Alex stated the obvious: “Your wife … your future wife … is a very beautiful woman.”
“It’s not the same.” Braddon was deadly serious now, trying to explain something that he had painstakingly worked out in the years since his father had first introduced him to Mrs. Burns. The former Earl of Slaslow had demanded complete respect from his heir and had sent him a look that shook Braddon to his bones when he didn’t immediately bow. And so Braddon had bowed, as deeply as if Mrs. Burns were King George himself.
And then they had sat down to tea, he and his father and Mrs. Burns, and he’d looked with fascination at the beautifully furnished house, the elegant gardens visible through wide Venetian windows. Finally at the picture of a child on the piano—his brother! Only to find out from Mrs. Burns that the brother had died, dead at age seven. His father had moved a bit creakily over to Mrs. Burns and held her shoulders tightly after she said that.
And Braddon understood, without rancor, that his father had loved that boy more than he loved Braddon himself, or his sisters. And that he loved Mrs. Burns, and n
ot his wife.
It had taken hard thinking, something Braddon wasn’t good at. But he knew that that, what his father had with Mrs. Burns, that was something he wanted for himself too. So when his father was dying, a huge mound of flesh in the master bedchamber, he bribed his father’s valet to keep everyone out of the room for an hour. And then he smuggled in Mrs. Burns.
Before he left the room he saw her sit on the bed and lean over, and his father, who hadn’t spoken for two days, whispered “beloved.” When the old Earl of Slaslow died that night, without saying another word, Braddon’s mind was made up.

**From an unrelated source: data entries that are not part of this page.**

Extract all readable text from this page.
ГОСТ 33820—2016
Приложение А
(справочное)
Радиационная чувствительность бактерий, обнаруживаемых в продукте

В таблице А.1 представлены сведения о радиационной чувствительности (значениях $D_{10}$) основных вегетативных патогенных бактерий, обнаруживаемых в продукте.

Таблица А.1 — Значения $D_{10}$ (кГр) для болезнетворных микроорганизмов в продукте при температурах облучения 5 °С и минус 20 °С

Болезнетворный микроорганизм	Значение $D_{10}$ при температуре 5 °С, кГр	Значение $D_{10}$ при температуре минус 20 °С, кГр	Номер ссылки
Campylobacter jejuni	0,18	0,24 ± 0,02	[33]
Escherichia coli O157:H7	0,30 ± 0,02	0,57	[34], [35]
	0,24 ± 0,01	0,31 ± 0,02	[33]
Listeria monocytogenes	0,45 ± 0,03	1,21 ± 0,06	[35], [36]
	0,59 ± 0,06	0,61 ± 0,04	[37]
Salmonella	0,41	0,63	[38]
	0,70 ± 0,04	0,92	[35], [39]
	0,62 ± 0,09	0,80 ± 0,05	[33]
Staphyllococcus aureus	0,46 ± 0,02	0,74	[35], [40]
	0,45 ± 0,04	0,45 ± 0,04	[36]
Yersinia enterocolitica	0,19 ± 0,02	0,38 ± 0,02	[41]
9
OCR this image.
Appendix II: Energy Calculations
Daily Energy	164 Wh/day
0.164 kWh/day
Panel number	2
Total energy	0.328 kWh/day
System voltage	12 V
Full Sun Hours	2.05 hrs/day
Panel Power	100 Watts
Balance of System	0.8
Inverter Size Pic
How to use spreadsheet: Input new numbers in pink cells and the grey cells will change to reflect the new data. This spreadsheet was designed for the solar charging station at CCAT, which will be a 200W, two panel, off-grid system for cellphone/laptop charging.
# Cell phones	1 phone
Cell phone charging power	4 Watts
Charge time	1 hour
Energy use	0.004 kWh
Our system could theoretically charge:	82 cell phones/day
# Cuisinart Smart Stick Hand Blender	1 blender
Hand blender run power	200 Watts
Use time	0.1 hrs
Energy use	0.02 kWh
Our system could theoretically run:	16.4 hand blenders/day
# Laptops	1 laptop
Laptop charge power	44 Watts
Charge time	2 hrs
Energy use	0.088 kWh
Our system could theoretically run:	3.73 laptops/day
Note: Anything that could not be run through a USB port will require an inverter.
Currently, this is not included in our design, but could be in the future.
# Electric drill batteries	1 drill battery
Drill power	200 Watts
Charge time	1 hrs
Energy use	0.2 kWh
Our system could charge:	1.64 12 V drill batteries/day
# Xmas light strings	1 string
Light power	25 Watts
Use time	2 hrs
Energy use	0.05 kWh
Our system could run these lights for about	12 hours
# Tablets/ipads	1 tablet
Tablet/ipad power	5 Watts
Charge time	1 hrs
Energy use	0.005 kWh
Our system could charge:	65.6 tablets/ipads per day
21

Ay, he’d get married as his witch of a mother kept demanding. And he would have the children required, as many as necessary till a boy sprouted from the pile. So far he’d asked three gentlewomen to marry him; the third had finally taken the lure. So that part of his life was taken care of. But he wanted to have a Mrs. Burns too, a Mrs. Burns of his own.
The miracle of it was that suddenly he had found a Mrs. Burns.
“Her name is Madeleine, Miss Madeleine Garnier,” he said, his jaw stiff in case Patrick tried to make some prior claim. “Do you know her?”
Patrick’s eyes were twinkling now and Braddon relaxed.
“Never heard of her in my life. No poaching, word of honor.” If Patrick added hastily to himself, “at least, not on Madeleine,” there was no need to say it out loud. But his brother looked at him keenly. Alex sensed the ellipse, the unspoken words. One of the disadvantages of having a twin was invariable detection of silent lies.
Patrick cleared his throat. “Have you known Madeleine long?”
Braddon’s mouth tightened again. “ ‘Miss Garnier’ to you.” Then he blinked, hearing how foolish he sounded.
“I met her a few weeks ago. That’s what I was telling Alex when you showed up. It’s providence; has to be. I finally got myself a proper wife—my mother’s up in the clouds about it—and I met Madeleine, all in the same week.